Un consulente energetico può simulare le tue bollette con diverse offerte e mostrarti il confronto in euro/anno.

Dipende dallo stato dell’edificio e degli impianti, ma in generale gli interventi a maggiore impatto per condomini e aziende sono:

  • riqualificazione dell’involucro: cappotto termico, isolamento coperture, serramenti performanti;
  • ottimizzazione impianti termici: caldaie ad alta efficienza, pompe di calore, sistemi ibridi, termoregolazione evoluta;
  • sistemi di contabilizzazione e valvole termostatiche nei condomini;
  • impianti fotovoltaici (anche condominiali o aziendali) con eventuale accumulo;
  • illuminazione LED e controllo automatico (sensori di presenza, dimmer, orari).

Un audit energetico individua quali interventi hanno il miglior rapporto costo/risparmio nel tuo caso specifico.

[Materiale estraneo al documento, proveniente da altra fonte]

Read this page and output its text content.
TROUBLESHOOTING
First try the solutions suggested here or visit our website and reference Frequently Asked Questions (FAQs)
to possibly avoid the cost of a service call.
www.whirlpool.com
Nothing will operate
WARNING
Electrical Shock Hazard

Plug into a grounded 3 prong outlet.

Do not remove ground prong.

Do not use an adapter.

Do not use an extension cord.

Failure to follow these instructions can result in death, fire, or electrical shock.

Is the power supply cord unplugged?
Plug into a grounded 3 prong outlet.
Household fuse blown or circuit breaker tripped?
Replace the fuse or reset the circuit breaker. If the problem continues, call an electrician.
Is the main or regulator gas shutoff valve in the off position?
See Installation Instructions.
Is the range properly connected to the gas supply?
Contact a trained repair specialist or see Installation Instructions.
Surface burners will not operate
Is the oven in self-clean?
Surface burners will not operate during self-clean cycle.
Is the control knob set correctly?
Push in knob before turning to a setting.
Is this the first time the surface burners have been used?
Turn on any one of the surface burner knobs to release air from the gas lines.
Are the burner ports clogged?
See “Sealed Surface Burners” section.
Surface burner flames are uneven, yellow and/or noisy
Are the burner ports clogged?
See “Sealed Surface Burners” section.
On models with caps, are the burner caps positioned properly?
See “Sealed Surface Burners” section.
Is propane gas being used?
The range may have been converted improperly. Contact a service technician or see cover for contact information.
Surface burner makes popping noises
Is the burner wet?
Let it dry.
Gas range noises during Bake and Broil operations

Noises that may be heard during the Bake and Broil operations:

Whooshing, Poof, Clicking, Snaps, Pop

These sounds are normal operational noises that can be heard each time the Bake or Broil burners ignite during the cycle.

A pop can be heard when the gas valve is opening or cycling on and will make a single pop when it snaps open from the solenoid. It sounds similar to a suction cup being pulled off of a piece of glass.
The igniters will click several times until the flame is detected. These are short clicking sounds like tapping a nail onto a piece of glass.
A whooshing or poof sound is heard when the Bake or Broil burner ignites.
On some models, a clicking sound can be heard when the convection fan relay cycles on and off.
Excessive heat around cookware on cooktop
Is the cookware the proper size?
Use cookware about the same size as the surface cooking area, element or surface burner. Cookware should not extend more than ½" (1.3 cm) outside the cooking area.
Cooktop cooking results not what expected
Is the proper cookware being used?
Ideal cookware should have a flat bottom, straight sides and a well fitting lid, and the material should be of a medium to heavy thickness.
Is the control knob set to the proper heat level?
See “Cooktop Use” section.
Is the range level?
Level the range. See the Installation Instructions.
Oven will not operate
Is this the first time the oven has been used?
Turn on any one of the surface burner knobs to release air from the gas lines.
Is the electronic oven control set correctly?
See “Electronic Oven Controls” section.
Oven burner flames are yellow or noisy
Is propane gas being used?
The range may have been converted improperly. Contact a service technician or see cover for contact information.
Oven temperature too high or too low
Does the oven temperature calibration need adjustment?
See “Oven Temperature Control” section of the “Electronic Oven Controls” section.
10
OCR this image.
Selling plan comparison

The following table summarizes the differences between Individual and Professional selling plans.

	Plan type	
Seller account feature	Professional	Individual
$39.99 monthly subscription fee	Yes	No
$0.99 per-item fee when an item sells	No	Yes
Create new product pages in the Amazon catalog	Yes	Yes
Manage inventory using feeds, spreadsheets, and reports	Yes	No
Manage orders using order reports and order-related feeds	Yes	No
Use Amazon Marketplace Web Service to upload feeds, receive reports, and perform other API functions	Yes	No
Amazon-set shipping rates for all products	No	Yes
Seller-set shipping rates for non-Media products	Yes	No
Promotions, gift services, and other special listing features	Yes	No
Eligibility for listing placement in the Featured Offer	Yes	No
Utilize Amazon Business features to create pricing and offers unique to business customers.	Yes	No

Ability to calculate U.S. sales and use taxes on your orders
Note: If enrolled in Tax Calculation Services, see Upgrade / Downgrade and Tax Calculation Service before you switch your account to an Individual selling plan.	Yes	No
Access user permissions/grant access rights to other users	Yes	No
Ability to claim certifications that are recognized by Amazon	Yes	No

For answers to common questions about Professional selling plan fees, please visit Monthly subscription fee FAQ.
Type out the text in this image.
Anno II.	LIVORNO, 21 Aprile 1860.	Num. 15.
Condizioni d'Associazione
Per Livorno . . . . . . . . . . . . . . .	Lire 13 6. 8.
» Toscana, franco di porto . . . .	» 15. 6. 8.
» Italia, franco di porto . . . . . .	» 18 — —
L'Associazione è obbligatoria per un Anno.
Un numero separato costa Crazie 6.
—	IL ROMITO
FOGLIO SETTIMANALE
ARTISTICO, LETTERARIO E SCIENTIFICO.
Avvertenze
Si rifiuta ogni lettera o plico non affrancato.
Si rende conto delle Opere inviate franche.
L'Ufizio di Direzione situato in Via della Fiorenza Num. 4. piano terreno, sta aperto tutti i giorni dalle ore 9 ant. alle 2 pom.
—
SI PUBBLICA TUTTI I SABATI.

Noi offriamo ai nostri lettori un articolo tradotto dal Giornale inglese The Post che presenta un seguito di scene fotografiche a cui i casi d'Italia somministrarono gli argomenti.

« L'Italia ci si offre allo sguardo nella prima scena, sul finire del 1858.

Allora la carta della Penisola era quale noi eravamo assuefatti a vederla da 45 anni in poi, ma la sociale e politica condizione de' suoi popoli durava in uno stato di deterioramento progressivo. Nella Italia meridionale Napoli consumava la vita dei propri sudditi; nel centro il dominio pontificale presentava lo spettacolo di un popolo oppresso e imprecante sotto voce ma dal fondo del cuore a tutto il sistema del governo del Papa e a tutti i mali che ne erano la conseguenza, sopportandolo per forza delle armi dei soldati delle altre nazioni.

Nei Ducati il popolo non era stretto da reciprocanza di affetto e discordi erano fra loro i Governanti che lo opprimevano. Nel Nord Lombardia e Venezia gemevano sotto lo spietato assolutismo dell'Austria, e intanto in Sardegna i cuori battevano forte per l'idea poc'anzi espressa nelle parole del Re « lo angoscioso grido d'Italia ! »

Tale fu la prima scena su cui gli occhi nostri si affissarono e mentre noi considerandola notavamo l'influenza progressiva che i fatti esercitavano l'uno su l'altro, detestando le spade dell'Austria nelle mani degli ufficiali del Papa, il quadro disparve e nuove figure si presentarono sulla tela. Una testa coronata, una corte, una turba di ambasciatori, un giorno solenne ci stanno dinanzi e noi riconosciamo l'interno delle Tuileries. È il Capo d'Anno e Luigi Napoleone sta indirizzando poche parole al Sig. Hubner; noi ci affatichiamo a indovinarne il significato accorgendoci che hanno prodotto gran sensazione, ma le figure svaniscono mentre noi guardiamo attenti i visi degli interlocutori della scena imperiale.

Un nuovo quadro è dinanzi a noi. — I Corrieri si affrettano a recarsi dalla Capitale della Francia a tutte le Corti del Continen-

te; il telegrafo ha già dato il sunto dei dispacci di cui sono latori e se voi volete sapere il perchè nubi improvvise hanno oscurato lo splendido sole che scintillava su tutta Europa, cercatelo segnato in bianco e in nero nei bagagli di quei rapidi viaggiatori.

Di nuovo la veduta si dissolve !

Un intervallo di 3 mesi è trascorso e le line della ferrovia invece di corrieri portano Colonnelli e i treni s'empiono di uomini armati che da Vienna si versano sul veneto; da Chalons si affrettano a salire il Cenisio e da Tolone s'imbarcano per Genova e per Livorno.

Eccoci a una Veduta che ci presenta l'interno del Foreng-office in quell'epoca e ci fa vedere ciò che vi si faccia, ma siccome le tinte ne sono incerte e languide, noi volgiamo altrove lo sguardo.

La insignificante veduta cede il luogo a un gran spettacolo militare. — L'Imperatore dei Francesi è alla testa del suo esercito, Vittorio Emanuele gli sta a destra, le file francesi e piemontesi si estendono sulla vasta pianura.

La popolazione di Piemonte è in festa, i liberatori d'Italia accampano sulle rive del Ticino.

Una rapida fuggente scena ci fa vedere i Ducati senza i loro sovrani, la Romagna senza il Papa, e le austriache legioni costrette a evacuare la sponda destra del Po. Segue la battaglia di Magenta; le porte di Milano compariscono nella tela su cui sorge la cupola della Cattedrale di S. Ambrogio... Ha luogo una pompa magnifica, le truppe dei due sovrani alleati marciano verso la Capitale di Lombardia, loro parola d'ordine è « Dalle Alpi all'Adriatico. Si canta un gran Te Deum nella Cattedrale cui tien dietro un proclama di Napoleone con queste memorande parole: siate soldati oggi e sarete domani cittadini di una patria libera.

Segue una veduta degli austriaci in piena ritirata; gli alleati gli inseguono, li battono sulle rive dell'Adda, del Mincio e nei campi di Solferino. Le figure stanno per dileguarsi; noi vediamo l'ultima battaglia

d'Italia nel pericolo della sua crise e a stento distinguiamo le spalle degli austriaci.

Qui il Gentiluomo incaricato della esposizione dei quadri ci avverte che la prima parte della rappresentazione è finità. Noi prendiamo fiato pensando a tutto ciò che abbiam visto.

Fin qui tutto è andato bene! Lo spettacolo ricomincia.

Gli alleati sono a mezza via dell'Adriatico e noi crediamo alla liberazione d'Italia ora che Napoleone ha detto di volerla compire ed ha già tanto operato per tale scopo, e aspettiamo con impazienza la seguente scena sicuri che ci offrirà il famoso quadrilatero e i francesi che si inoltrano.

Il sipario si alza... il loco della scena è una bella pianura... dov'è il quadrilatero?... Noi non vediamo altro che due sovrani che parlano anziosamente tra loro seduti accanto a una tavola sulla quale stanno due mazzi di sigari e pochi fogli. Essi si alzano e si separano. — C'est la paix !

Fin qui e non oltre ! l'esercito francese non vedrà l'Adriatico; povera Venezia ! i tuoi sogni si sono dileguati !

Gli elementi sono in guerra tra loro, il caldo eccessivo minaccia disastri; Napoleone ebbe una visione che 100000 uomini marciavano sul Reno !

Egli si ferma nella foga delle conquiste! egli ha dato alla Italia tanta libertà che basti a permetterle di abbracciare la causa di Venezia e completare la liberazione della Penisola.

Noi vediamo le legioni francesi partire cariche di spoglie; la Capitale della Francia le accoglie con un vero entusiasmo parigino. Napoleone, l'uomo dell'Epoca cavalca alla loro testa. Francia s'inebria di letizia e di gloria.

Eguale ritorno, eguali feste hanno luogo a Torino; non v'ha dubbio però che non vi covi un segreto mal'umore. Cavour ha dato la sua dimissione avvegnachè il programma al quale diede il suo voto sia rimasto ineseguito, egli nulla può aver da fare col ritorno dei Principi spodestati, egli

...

  • Il kW (kilowatt) misura la potenza: quanta energia puoi usare “in ogni istante”;
  • il kWh (kilowattora) misura il consumo nel tempo: quanta energia hai effettivamente utilizzato in un’ora, un mese, un anno.

Nei contratti di fornitura la potenza impegnata (es. 3 kW per un’utenza domestica standard) è la potenza che il fornitore ti mette a disposizione; superata una certa soglia il contatore può “saltare”.

Una diagnosi energetica con consulenza è particolarmente utile quando:

  1. gestisci aziende energivore o con consumi importanti (industria, grande distribuzione, terziario);
  2. amministri un condominio di grandi dimensioni con impianti centralizzati;
  3. vuoi programmare interventi strutturali e capire dove conviene investire prima.

Il risultato pratico è un documento tecnico che contiene:

  • mappatura dei consumi per area, impianto e uso finale;
  • individuazione delle criticità e degli sprechi;
  • elenco di interventi possibili con stima di costi, risparmi e tempi di ritorno dell’investimento;
  • eventuale strategia per accedere a incentivi o schemi di finanziamento.

È la base per prendere decisioni razionali, sia per chi gestisce un singolo immobile, sia per chi ha un portafoglio di siti (negozi, uffici, stabilimenti, condomini).